What the FMLA Requires
The FMLA gives eligible employees up to 12 weeks of unpaid, job-protected leave per year for qualifying reasons. This case highlights several specific obligations that covered employers must meet:
- Provide employees with notice of their rights and responsibilities under the FMLA
- Notify employees of FMLA eligibility within five business days of learning that a leave request may qualify
- Designate leave as FMLA-qualifying when the circumstances meet the criteria
- Track and maintain records of FMLA leave taken, and
- Reinstate employees to the same or equivalent position after FMLA leave.
FMLA Retaliation: Protecting Employees, Protecting Your Organization
From the DOL’s viewpoint, presenting an employee on approved intermittent leave with an ultimatum that ends their employment looked like FMLA retaliation — regardless of how the employer framed it internally.
All managers need training on what FMLA retaliation looks like. Pressure to return early, unwelcome changes to schedule or assignments, and comments that signal leave is unwelcome can all create liability. Termination is one example of FMLA retaliation – but not the only one.
Next Steps for HR
Use this case as a starting point for your own FMLA compliance review.

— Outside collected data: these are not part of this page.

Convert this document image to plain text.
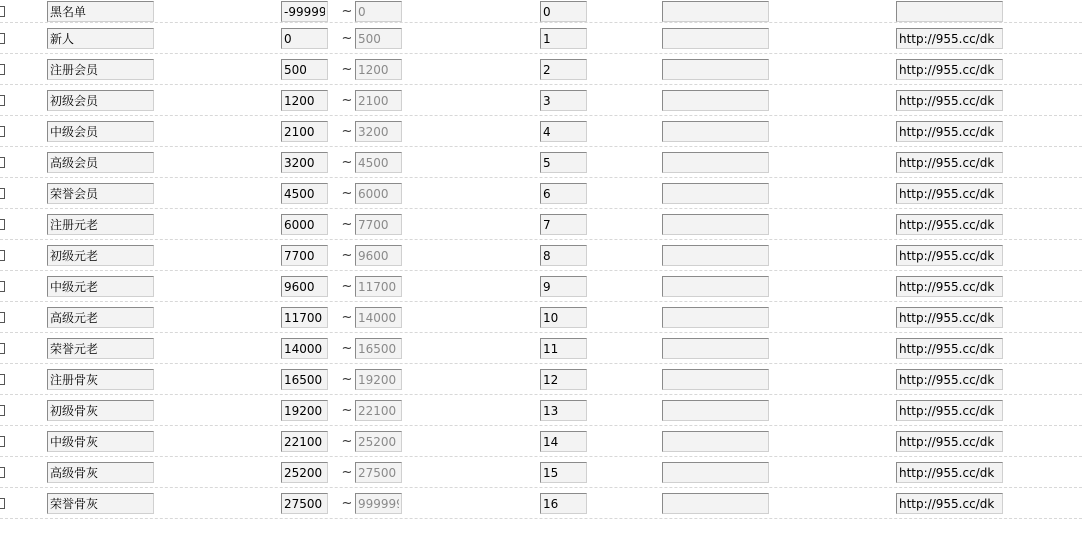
黑名单
-999999
~
0
0
新人
0
~
500
1
http://955.cc/dk
注册会员
500
~
1200
2
http://955.cc/dk
初级会员
1200
~
2100
3
http://955.cc/dk
中级会员
2100
~
3200
4
http://955.cc/dk
高级会员
3200
~
4500
5
http://955.cc/dk
荣誉会员
4500
~
6000
6
http://955.cc/dk
注册元老
6000
~
7700
7
http://955.cc/dk
初级元老
7700
~
9600
8
http://955.cc/dk
中级元老
9600
~
11700
9
http://955.cc/dk
高级元老
11700
~
14000
10
http://955.cc/dk
荣誉元老
14000
~
16500
11
http://955.cc/dk
注册骨灰
16500
~
19200
12
http://955.cc/dk
初级骨灰
19200
~
22100
13
http://955.cc/dk
中级骨灰
22100
~
25200
14
http://955.cc/dk
高级骨灰
25200
~
27500
15
http://955.cc/dk
荣誉骨灰
27500
~
999999
16
http://955.cc/dk
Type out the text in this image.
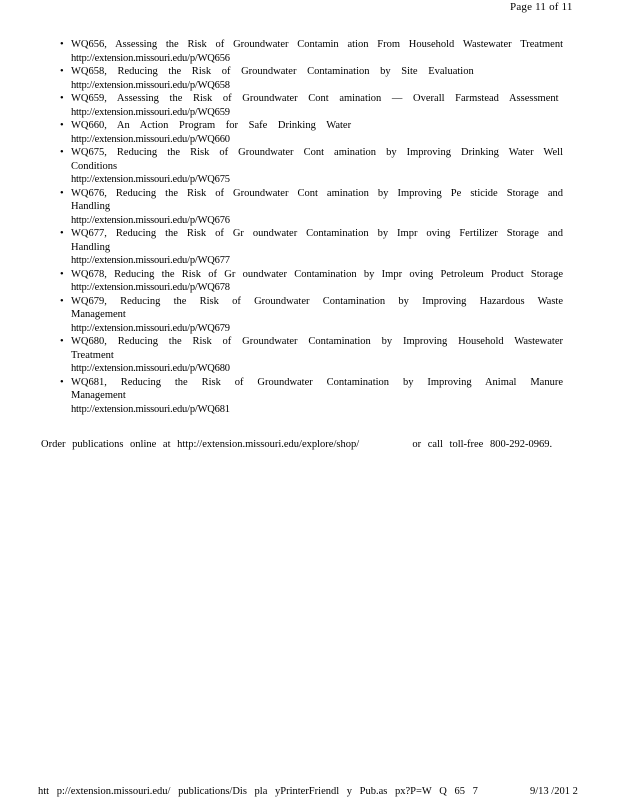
Page 11 of 11
• WQ656, Assessing the Risk of Groundwater Contamin ation From Household Wastewater Treatment
http://extension.missouri.edu/p/WQ656
• WQ658, Reducing the Risk of Groundwater Contamination by Site Evaluation
http://extension.missouri.edu/p/WQ658
• WQ659, Assessing the Risk of Groundwater Cont amination — Overall Farmstead Assessment
http://extension.missouri.edu/p/WQ659
• WQ660, An Action Program for Safe Drinking Water
http://extension.missouri.edu/p/WQ660
• WQ675, Reducing the Risk of Groundwater Cont amination by Improving Drinking Water Well
Conditions
http://extension.missouri.edu/p/WQ675
• WQ676, Reducing the Risk of Groundwater Cont amination by Improving Pe sticide Storage and
Handling
http://extension.missouri.edu/p/WQ676
• WQ677, Reducing the Risk of Gr oundwater Contamination by Impr oving Fertilizer Storage and
Handling
http://extension.missouri.edu/p/WQ677
• WQ678, Reducing the Risk of Gr oundwater Contamination by Impr oving Petroleum Product Storage
http://extension.missouri.edu/p/WQ678
• WQ679, Reducing the Risk of Groundwater Contamination by Improving Hazardous Waste
Management
http://extension.missouri.edu/p/WQ679
• WQ680, Reducing the Risk of Groundwater Contamination by Improving Household Wastewater
Treatment
http://extension.missouri.edu/p/WQ680
• WQ681, Reducing the Risk of Groundwater Contamination by Improving Animal Manure
Management
http://extension.missouri.edu/p/WQ681
Order publications online at http://extension.missouri.edu/explore/shop/	or call toll-free 800-292-0969.
htt p://extension.missouri.edu/ publications/Dis pla yPrinterFriendl y Pub.as px?P=W Q 65 7	9/13 /201 2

- Audit your FMLA policy for completeness. In this case, the DOL found the university’s policy was incomplete. Pull your current policy and confirm it covers employee rights and responsibilities as required. A policy that exists but omits required elements is still a violation.
- Review how your organization designates FMLA leave. When HR learns that a leave request may qualify under the FMLA, the five-business-day clock for eligibility notice starts. Confirm your process ensures that the timeframe is being met.
- Check your reinstatement practices. Employees returning from FMLA leave are entitled to the same or an equivalent position. To avoid FMLA retaliation risk, confirm that your HR team and all managers understand what equivalent means – same pay, benefits and working conditions.
- Confirm leave tracking is accurate and complete. FMLA requires employers to record and calculate leave taken. If that tracking lives in a spreadsheet or is being handled informally, it’s worth evaluating whether your system supports compliant recordkeeping.